Smoothly moving traffic was shown on computer screens everywhere during a tour this week of its hyper efficient control center in south London. Dozens of monitors and computers blipped and flashed — like something out of a movie showing the ops room at the Pentagon. A big board in the room's center shows a map of central London, together with traffic on surveillance cameras.
Peter Hendy, the Transport for London commissioner, is confident, almost cheerful. During an interview with The Associated Press, he suggested that even very small things will make a huge difference, such as asking some commuters to alter their habits to avoid the busiest times.
"Sometimes we'll ask people to go for a beer before you go home," Hendy said.
Transport for London has held seminars and tried to work with individual businesses in the city, whittling them down one company at a time, working with managers in hopes of changing work patterns. But not everyone can work from home. What about sales clerks, cooks or cops? Alicia Ng, 31, who lives in the London borough where the equestrian events will take place, is a health care worker at University College London. Staying at home from July 27 until Aug. 12 isn't an option.
"It's impossible," she said. "Especially for a month."
Worries about security could slow travel further. London was hit by transit attacks in 2005 that killed 52 commuters and four bombers — the day after London was awarded the games.

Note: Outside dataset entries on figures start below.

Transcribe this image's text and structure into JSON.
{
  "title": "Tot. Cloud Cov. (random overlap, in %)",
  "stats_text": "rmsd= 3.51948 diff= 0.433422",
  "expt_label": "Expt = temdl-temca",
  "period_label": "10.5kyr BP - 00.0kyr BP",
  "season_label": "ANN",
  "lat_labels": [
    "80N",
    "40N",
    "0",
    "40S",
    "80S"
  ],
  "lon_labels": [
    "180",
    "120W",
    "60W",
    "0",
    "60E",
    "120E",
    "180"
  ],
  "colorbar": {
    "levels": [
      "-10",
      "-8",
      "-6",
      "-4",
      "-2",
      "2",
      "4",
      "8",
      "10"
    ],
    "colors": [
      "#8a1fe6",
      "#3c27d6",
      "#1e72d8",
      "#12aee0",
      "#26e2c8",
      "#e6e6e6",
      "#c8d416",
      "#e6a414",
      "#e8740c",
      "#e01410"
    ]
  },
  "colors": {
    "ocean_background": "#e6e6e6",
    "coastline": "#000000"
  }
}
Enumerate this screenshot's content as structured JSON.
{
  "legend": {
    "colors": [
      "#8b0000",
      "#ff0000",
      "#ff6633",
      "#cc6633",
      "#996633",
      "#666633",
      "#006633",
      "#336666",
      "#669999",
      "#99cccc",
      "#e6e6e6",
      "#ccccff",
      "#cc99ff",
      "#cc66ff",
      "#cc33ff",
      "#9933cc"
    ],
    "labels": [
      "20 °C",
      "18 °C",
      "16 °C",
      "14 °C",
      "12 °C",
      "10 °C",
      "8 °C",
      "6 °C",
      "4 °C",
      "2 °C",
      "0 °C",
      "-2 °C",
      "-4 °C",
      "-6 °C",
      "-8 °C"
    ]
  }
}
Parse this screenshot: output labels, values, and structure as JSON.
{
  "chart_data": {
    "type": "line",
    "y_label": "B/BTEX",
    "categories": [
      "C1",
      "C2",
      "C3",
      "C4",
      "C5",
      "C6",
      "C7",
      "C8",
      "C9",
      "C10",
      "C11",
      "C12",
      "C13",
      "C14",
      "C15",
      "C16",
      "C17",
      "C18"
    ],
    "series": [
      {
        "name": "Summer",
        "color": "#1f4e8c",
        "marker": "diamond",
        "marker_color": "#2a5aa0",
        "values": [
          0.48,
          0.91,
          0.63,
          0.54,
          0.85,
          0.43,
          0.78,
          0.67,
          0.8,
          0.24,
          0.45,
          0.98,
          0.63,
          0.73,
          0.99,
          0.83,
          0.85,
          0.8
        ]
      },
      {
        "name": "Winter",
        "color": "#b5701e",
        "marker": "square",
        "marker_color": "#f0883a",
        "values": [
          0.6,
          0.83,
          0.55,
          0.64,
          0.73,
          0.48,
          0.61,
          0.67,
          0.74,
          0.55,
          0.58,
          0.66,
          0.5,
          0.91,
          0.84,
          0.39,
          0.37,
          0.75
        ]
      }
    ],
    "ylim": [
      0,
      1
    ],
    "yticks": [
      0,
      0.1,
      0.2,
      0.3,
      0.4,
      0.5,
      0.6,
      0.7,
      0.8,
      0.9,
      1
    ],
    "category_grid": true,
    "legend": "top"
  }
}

The city's powerful transportation unions argue the system is plagued by a long-standing failure to update and maintain infrastructure. They argue staff cutbacks have curtailed services, hurting disabled and blind commuters. Strikes are always feared.
Around 6.5 billion pounds ($10.2 billion) has been invested in upgrading and extending transport links. But that is money laid out on a transport system that creaks and groans with age. In the most glaring cases, passengers have been trapped in tunnels and forced to walk out by flashlight — not exactly a sparkling advertisement for London's image. Many here find irony in the fact it is necessary to point out with a public service announcement on any given day that "There is good service on all Underground lines!"
And though transport officials say they have great computer models, there is also no possibility to really test the plans — meaning it will be a massive and complex exercise where all the details aren't available.
"London is different to anywhere that the Olympics has taken place in modern times," said Tony Travers, a transportation expert at the London School for Economics.
Among the biggest problems are the streets themselves — laid out as they are in a pattern relatively unchanged since medieval times. That means only a handful of thoroughfares, and even those are nothing like the great boulevards that bisect cities like New York and Paris. Earmarking some lanes for Olympic traffic could cause disruption — because they are the main ones.
Mindful of Atlanta, transportation planners have identified lanes for use by Olympic VIPs, officials and athletes only. But such a system creates a built-in inequity, and London's famous black cab drivers are among those agitating for access to what is known as the Olympic Route Network. Wags have already given them the moniker Zil lanes, after the Soviet limousines that were granted exclusive use of the outside lanes of highways.
"Londoners won't take well to that," Wolmar said. "That's an issue that hasn't been properly thought out."
The skies will be busy, too. Heathrow, already Europe's busiest airport, is creating a special terminal for Olympic athletes, coaches and sponsor to fly out of Britain after the end of the games.
Airport officials say 10,000 athletes and support staff will go through the "Special Games Terminal" in the three days after the closing ceremony to process the exodus.
The day after the closing ceremony is set to be the airport's busiest ever.
Some Londoners are hopeful that chaos will be avoided. Clare Payn, 35, looked dubious at the notion that all would work smoothly, but tried to look at the bright side.
"When London gets it right, it does get it right," she said.